Dalam taraf paling awal telah dicetuskan wacana jangka panjang, yaitu dorongan membangun sebuah ketahanan kesehatan global, dengan dibahasnya perjanjian untuk mempersiapkan pencegahan pandemic di masa depan ini menjadi penanda diplomasi multilateral kembali berhasil memberikan dampak positif. Indonesia sekali lagi melalui pemerintah menjadi salah satu negara yang akan stand by mempelopori perjanian multirateral ini. Selain untuk ketahanan kesehatan nasional juga stabilitas ketahanan secara global.
Dengan adanya pandemic Indonesia belajar betapa pentingnya solidaritas, kolaborasi, dan kerjasama yang diwujudkan dalam diplomasi multilateral ini.  Namun, dalam hal kebijakan Politik Luar Negeri Indonesia tentu saja tidak akan selalu bilateral dan multirateral, semua ini berdasarkan situasi dan kondisi yang dihadapi apakah termasuk issue based atau state based sebagai penentu arah kepentingan suatu kebijakan politik luar negeri Indonesia.
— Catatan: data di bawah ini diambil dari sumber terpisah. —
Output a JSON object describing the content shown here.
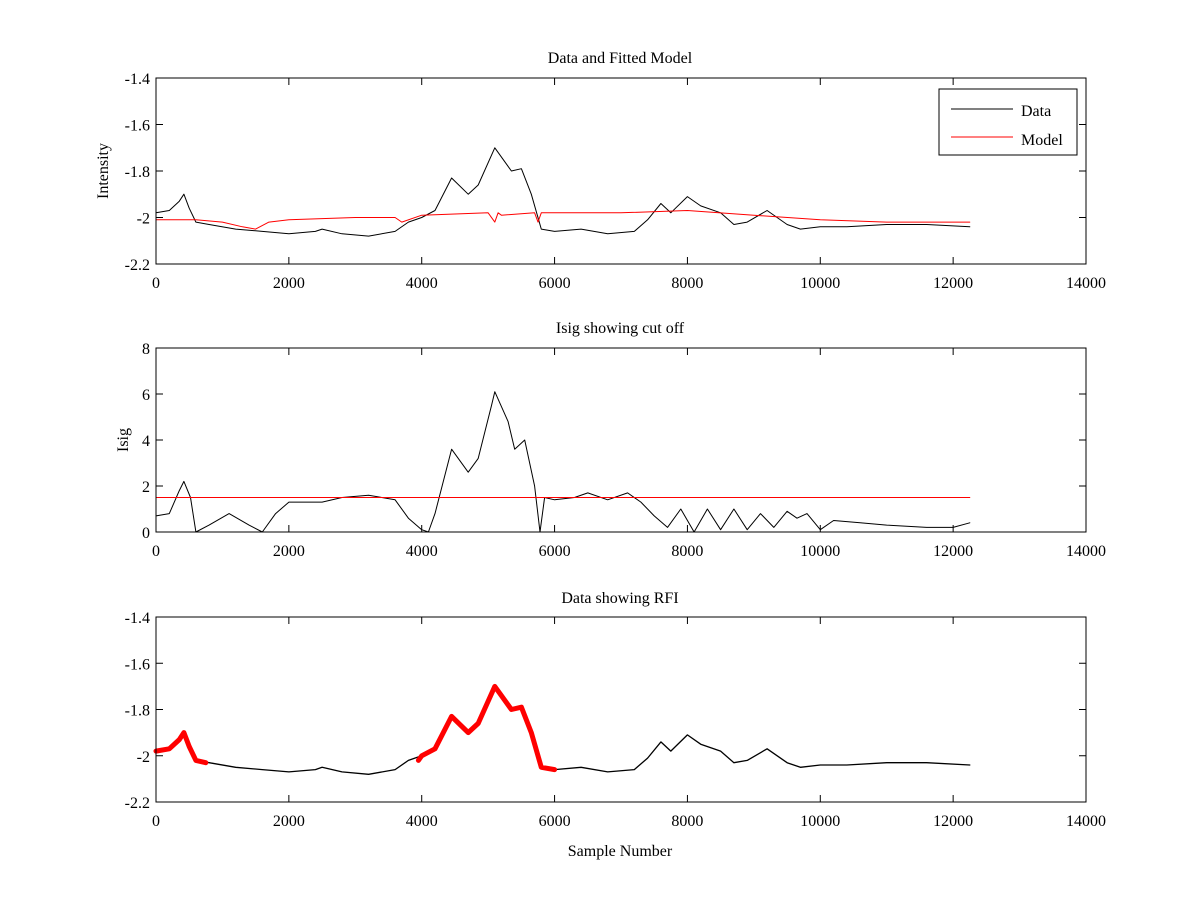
{
  "chart_data": [
    {
      "type": "line",
      "title": "Data and Fitted Model",
      "xlabel": "",
      "ylabel": "Intensity",
      "xlim": [
        0,
        14000
      ],
      "ylim": [
        -2.2,
        -1.4
      ],
      "xticks": [
        0,
        2000,
        4000,
        6000,
        8000,
        10000,
        12000,
        14000
      ],
      "yticks": [
        -2.2,
        -2,
        -1.8,
        -1.6,
        -1.4
      ],
      "xtick_labels": [
        "0",
        "2000",
        "4000",
        "6000",
        "8000",
        "10000",
        "12000",
        "14000"
      ],
      "ytick_labels": [
        "-2.2",
        "-2",
        "-1.8",
        "-1.6",
        "-1.4"
      ],
      "grid": false,
      "legend_position": "top-right",
      "colors": {
        "Data": "#000000",
        "Model": "#ff0000"
      },
      "series": [
        {
          "name": "Data",
          "x": [
            0,
            200,
            350,
            420,
            500,
            600,
            800,
            1200,
            1600,
            2000,
            2400,
            2500,
            2800,
            3200,
            3600,
            3800,
            4000,
            4200,
            4450,
            4700,
            4850,
            5100,
            5350,
            5500,
            5650,
            5800,
            6000,
            6400,
            6800,
            7200,
            7400,
            7600,
            7750,
            8000,
            8200,
            8500,
            8700,
            8900,
            9200,
            9500,
            9700,
            10000,
            10400,
            11000,
            11600,
            12250
          ],
          "y": [
            -1.98,
            -1.97,
            -1.93,
            -1.9,
            -1.96,
            -2.02,
            -2.03,
            -2.05,
            -2.06,
            -2.07,
            -2.06,
            -2.05,
            -2.07,
            -2.08,
            -2.06,
            -2.02,
            -2.0,
            -1.97,
            -1.83,
            -1.9,
            -1.86,
            -1.7,
            -1.8,
            -1.79,
            -1.9,
            -2.05,
            -2.06,
            -2.05,
            -2.07,
            -2.06,
            -2.01,
            -1.94,
            -1.98,
            -1.91,
            -1.95,
            -1.98,
            -2.03,
            -2.02,
            -1.97,
            -2.03,
            -2.05,
            -2.04,
            -2.04,
            -2.03,
            -2.03,
            -2.04
          ]
        },
        {
          "name": "Model",
          "x": [
            0,
            600,
            1000,
            1300,
            1500,
            1700,
            2000,
            3000,
            3600,
            3700,
            4000,
            5000,
            5100,
            5150,
            5200,
            5700,
            5750,
            5800,
            6000,
            7000,
            8000,
            9000,
            10000,
            11000,
            12250
          ],
          "y": [
            -2.01,
            -2.01,
            -2.02,
            -2.04,
            -2.05,
            -2.02,
            -2.01,
            -2.0,
            -2.0,
            -2.02,
            -1.99,
            -1.98,
            -2.02,
            -1.98,
            -1.99,
            -1.98,
            -2.02,
            -1.98,
            -1.98,
            -1.98,
            -1.97,
            -1.99,
            -2.01,
            -2.02,
            -2.02
          ]
        }
      ]
    },
    {
      "type": "line",
      "title": "Isig showing cut off",
      "xlabel": "",
      "ylabel": "Isig",
      "xlim": [
        0,
        14000
      ],
      "ylim": [
        0,
        8
      ],
      "xticks": [
        0,
        2000,
        4000,
        6000,
        8000,
        10000,
        12000,
        14000
      ],
      "yticks": [
        0,
        2,
        4,
        6,
        8
      ],
      "xtick_labels": [
        "0",
        "2000",
        "4000",
        "6000",
        "8000",
        "10000",
        "12000",
        "14000"
      ],
      "ytick_labels": [
        "0",
        "2",
        "4",
        "6",
        "8"
      ],
      "grid": false,
      "colors": {
        "isig": "#000000",
        "cutoff": "#ff0000"
      },
      "series": [
        {
          "x": [
            0,
            200,
            350,
            420,
            520,
            600,
            800,
            1100,
            1400,
            1600,
            1800,
            2000,
            2500,
            2800,
            3200,
            3600,
            3800,
            4000,
            4100,
            4200,
            4450,
            4700,
            4850,
            5050,
            5100,
            5300,
            5400,
            5550,
            5700,
            5780,
            5850,
            6000,
            6300,
            6500,
            6800,
            7100,
            7300,
            7500,
            7700,
            7900,
            8100,
            8300,
            8500,
            8700,
            8900,
            9100,
            9300,
            9500,
            9650,
            9800,
            10000,
            10200,
            10600,
            11000,
            11600,
            12000,
            12250
          ],
          "y": [
            0.7,
            0.8,
            1.8,
            2.2,
            1.5,
            0.0,
            0.3,
            0.8,
            0.3,
            0.0,
            0.8,
            1.3,
            1.3,
            1.5,
            1.6,
            1.4,
            0.6,
            0.1,
            0.0,
            0.8,
            3.6,
            2.6,
            3.2,
            5.5,
            6.1,
            4.8,
            3.6,
            4.0,
            2.0,
            0.0,
            1.5,
            1.4,
            1.5,
            1.7,
            1.4,
            1.7,
            1.3,
            0.7,
            0.2,
            1.0,
            0.0,
            1.0,
            0.1,
            1.0,
            0.1,
            0.8,
            0.2,
            0.9,
            0.6,
            0.8,
            0.1,
            0.5,
            0.4,
            0.3,
            0.2,
            0.2,
            0.4
          ]
        },
        {
          "x": [
            0,
            12250
          ],
          "y": [
            1.5,
            1.5
          ]
        }
      ]
    },
    {
      "type": "line",
      "title": "Data showing RFI",
      "xlabel": "Sample Number",
      "ylabel": "",
      "xlim": [
        0,
        14000
      ],
      "ylim": [
        -2.2,
        -1.4
      ],
      "xticks": [
        0,
        2000,
        4000,
        6000,
        8000,
        10000,
        12000,
        14000
      ],
      "yticks": [
        -2.2,
        -2,
        -1.8,
        -1.6,
        -1.4
      ],
      "xtick_labels": [
        "0",
        "2000",
        "4000",
        "6000",
        "8000",
        "10000",
        "12000",
        "14000"
      ],
      "ytick_labels": [
        "-2.2",
        "-2",
        "-1.8",
        "-1.6",
        "-1.4"
      ],
      "grid": false,
      "colors": {
        "data": "#000000",
        "rfi": "#ff0000"
      },
      "series": [
        {
          "x": [
            0,
            200,
            350,
            420,
            500,
            600,
            800,
            1200,
            1600,
            2000,
            2400,
            2500,
            2800,
            3200,
            3600,
            3800,
            4000,
            4200,
            4450,
            4700,
            4850,
            5100,
            5350,
            5500,
            5650,
            5800,
            6000,
            6400,
            6800,
            7200,
            7400,
            7600,
            7750,
            8000,
            8200,
            8500,
            8700,
            8900,
            9200,
            9500,
            9700,
            10000,
            10400,
            11000,
            11600,
            12250
          ],
          "y": [
            -1.98,
            -1.97,
            -1.93,
            -1.9,
            -1.96,
            -2.02,
            -2.03,
            -2.05,
            -2.06,
            -2.07,
            -2.06,
            -2.05,
            -2.07,
            -2.08,
            -2.06,
            -2.02,
            -2.0,
            -1.97,
            -1.83,
            -1.9,
            -1.86,
            -1.7,
            -1.8,
            -1.79,
            -1.9,
            -2.05,
            -2.06,
            -2.05,
            -2.07,
            -2.06,
            -2.01,
            -1.94,
            -1.98,
            -1.91,
            -1.95,
            -1.98,
            -2.03,
            -2.02,
            -1.97,
            -2.03,
            -2.05,
            -2.04,
            -2.04,
            -2.03,
            -2.03,
            -2.04
          ]
        },
        {
          "x": [
            0,
            200,
            350,
            420,
            500,
            600,
            750
          ],
          "y": [
            -1.98,
            -1.97,
            -1.93,
            -1.9,
            -1.96,
            -2.02,
            -2.03
          ]
        },
        {
          "x": [
            3950,
            4000,
            4200,
            4450,
            4700,
            4850,
            5100,
            5350,
            5500,
            5650,
            5800,
            6000
          ],
          "y": [
            -2.02,
            -2.0,
            -1.97,
            -1.83,
            -1.9,
            -1.86,
            -1.7,
            -1.8,
            -1.79,
            -1.9,
            -2.05,
            -2.06
          ]
        }
      ]
    }
  ]
}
Pada dasarnya Politik Luar Negeri erat kaitannya dengan pencitraan, dan yang dicari adalah keuntungan masing-masing negara. Maka bagi Indonesia ada saatnya negara Indonesia secara realistis menyikapi masalah yang sedang terjadi, ada saatnya pula secara kontruktivis, karena yang paling penting adalah kemanfaatannya bagi negara Republik Indonesia.